All these products are SaaS-based subscription services and work across a range of public and private clouds.
And then there were containers
If seeing VMware and AWS execs buddying up on stage at VMworld wasn’t amazing enough, another surprising partnership was announced between VMware and Google (and Pivotal). The three are teaming up for orchestrating containers on your on-premises infrastructure. Pivotal Container Services (PKS) – yes, the acronym doesn’t match – provides a platform for orchestrating containers with the open source Kubernetes.
Containers are a disruptive challenge to VMware. Traditionally, if you want to isolate, package, and move application code from one host to another, you needed hypervisors and virtual machines. Containers are more lightweight than VMs and they don’t require a hypervisor.
But though containers may ultimately run on bare metal, they are more likely to be on virtual machines today. Why? Because of the dominance of virtualized infrastructure in the modern data center.
VMware had previously announced support for running containers on a vSphere infrastructure, but now they’ve kicked that up a notch with a full managed and orchestrated environment, which to the software developer looks and acts like Google’s cloud container environment.
Kubernetes is a leading orchestration platform for containers. PKS is focused on automating the infrastructure deployment to support containers and provision the Kubernetes platform. It will integrate with Google’s container service for hybrid cloud container deployments.
- Evaluate VMware Cloud on AWS for core infrastructure cloud migration. Participants in Info-Tech’s cloud strategy workshops are considering larger scale migration of infrastructure to the cloud (as opposed to one-off migration of a single application or service). The AWS partnership creates the opportunity for a migration that does not disrupt current infrastructure configuration and management (a lift and shift). Once migrated, you will be able to explore and develop additional cloud native platform services on AWS.

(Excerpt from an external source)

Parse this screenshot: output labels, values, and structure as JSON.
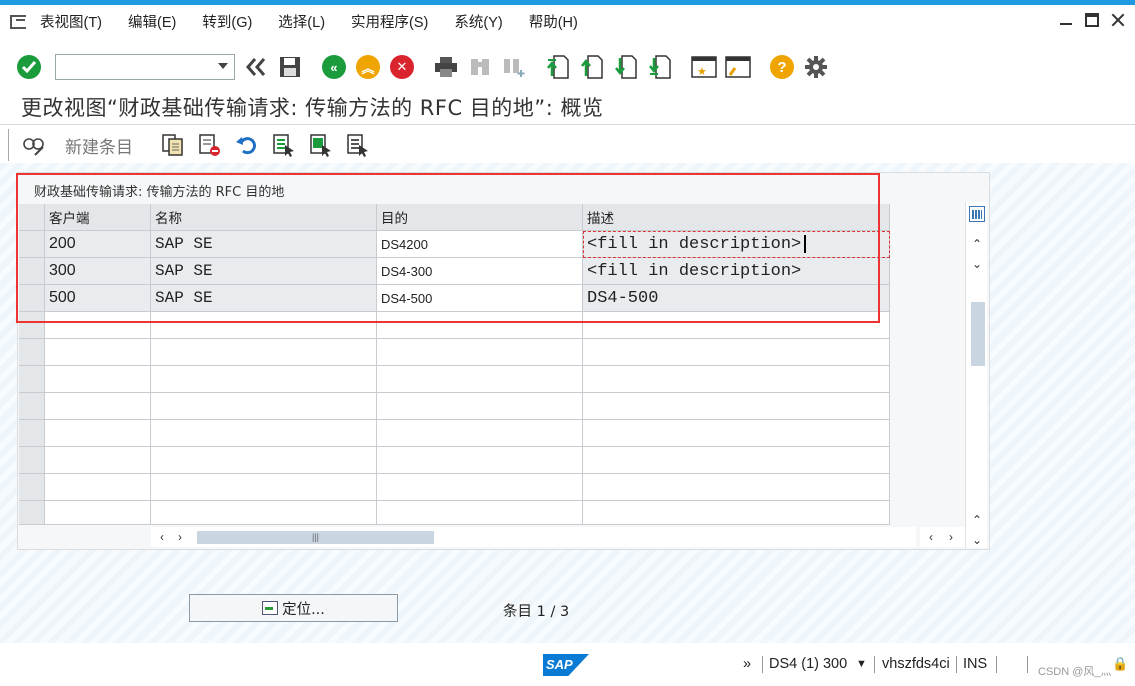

- Crunch the numbers for yourself. VMware thinks that close to half a million dollars for a cloud infrastructure (over three years) will be cheaper than a refresh of your data center based on converged or hyperconverged servers, storage, networking, and VMware software defined data center (SDDC) software. Use Info-Tech’s In-House IT Infrastructure Costing Tool for a ballpark estimate of what the on-premises option will cost over three years.
- But remember, Cloud Native is in your future. VMware Cloud on AWS is an option for cloud migration in a hurry – for those that are looking at major infrastructure refresh versus wholesale migration of a data center to the cloud. But even VMware admits that ultimately it is about the apps and development of apps and services on a cloud platform will likely ultimately be more agile and cost less than a “lift and shift.” That is why VMware is also partnering with Google and developing governance tools for multi-cloud implementations.
- Microsoft shops should also evaluate Azure Stack. Azure Stack is part of Microsoft’s hybrid cloud play. If you are primarily a Microsoft shop and are already using services based in Microsoft’s Azure cloud, Azure Stack will enable extending Azure to include on-premises (or colo-hosted) Windows’ servers.
- Investigate AppDefense. This is an interesting approach to securing applications and services. Essentially the service inspects your virtual machines and creates manifests of how the VM should operate when running specific applications or services. Then it monitors the infrastructure and discovers when a VM is not running within parameters. This then triggers a range of actions from shutdown to quarantine.
At the VMworld 2017 conference, VMware announced some big moves and some big partnerships aimed at giving VMware a crucial role in your hybrid cloud future. How big that role will be depends on how big your enterprise infrastructure is and how ambitious your cloud strategy.